That’s why the original comment suggested both bigserial and a separate UUID for public exposure. More to the point the person I was replying to said:
> IMO using bigserial by default is wrong. Use whatever data type is appropriate. Not every table will grow to 4 billion rows and not every table will grow to even 60k rows
The implication I took from that was that they were suggesting using serial over bigserial.
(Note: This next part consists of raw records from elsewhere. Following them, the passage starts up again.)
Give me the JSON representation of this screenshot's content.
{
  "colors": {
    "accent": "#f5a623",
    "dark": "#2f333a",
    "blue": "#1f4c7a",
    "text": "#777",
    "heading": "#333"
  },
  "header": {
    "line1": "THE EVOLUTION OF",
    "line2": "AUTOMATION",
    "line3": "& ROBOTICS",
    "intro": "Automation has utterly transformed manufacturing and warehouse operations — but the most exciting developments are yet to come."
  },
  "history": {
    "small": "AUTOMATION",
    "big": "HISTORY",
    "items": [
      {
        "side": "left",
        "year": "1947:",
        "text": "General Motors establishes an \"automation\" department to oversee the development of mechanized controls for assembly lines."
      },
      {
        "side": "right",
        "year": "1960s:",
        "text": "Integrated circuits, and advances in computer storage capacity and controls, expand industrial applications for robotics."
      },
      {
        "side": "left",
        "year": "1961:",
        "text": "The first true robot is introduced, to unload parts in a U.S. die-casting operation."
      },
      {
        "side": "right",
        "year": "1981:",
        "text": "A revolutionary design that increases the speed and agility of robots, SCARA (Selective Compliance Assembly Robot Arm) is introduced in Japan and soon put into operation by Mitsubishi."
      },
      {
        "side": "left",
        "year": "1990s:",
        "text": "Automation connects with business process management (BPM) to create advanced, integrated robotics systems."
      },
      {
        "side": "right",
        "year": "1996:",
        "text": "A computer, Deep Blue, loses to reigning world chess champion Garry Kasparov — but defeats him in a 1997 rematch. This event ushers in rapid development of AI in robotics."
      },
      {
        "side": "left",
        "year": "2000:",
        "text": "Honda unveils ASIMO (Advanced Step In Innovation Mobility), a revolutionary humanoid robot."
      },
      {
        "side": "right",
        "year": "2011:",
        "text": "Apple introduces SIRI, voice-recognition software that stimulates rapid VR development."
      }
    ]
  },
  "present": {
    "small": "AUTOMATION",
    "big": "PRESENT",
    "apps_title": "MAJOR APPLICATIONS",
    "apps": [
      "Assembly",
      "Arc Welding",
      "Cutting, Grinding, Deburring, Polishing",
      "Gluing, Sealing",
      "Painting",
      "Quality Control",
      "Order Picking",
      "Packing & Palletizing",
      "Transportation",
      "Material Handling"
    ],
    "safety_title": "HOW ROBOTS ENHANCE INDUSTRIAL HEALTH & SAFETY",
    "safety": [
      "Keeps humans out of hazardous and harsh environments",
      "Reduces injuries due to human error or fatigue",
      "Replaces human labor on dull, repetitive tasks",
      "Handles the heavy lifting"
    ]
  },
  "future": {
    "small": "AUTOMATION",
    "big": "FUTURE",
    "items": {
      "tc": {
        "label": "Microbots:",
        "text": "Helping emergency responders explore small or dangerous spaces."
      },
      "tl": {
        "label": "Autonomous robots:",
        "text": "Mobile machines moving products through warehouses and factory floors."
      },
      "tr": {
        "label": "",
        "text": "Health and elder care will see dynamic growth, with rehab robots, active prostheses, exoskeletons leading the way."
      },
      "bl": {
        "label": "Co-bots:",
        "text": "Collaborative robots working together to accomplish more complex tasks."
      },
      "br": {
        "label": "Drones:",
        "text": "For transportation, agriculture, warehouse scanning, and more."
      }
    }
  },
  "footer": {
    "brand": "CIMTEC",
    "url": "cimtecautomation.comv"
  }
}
My comment was pushing back on that.
My Dream Web Framework, which for a variety of reasons was never and never will be built, has built-in functionality for obscuring IDs in some session-level map, so you can indicate through some sort of type that something is an ID and it automatically allocates some sort of randomized identifier on the way out and converts it back transparently on the way back in.
Thus, not only would DB ids in principle never show in the UI, they wouldn't even be stable between sessions.
This would protect against a number of security attacks. (I don't know what I'd do about bookmarking, though I suspect most apps have a 80/20 solution they could deploy.) DB ids going out to a user really ought to be considered at least a smell, but it's pretty ingrained into our culture.
I wrote that style of session mapping for a project long ago. It was fairly easy, but a massive pain in the ass to debug. Ended up needing to record the mappings in the backend for a period of time.
I too coded that in my server. It's not hard to do, and debugging can be harder at times (but not excessively so.) As you say it's just a case of logging when debugging.
When anchors are needed I use a different column for that- not the primary index. (Usually some other unique, already-present, value like the sku or whatever.
The security implications though are substantial. I don't leak primary key info even if the PK is serialized. (These days I'm all-in on UIDS but I have older legacy systems to deal with too.)
That wouldn't work for integration scenarios where the other system need to store the ID so it can refer to it later. How would you provide IDs for integration purposes?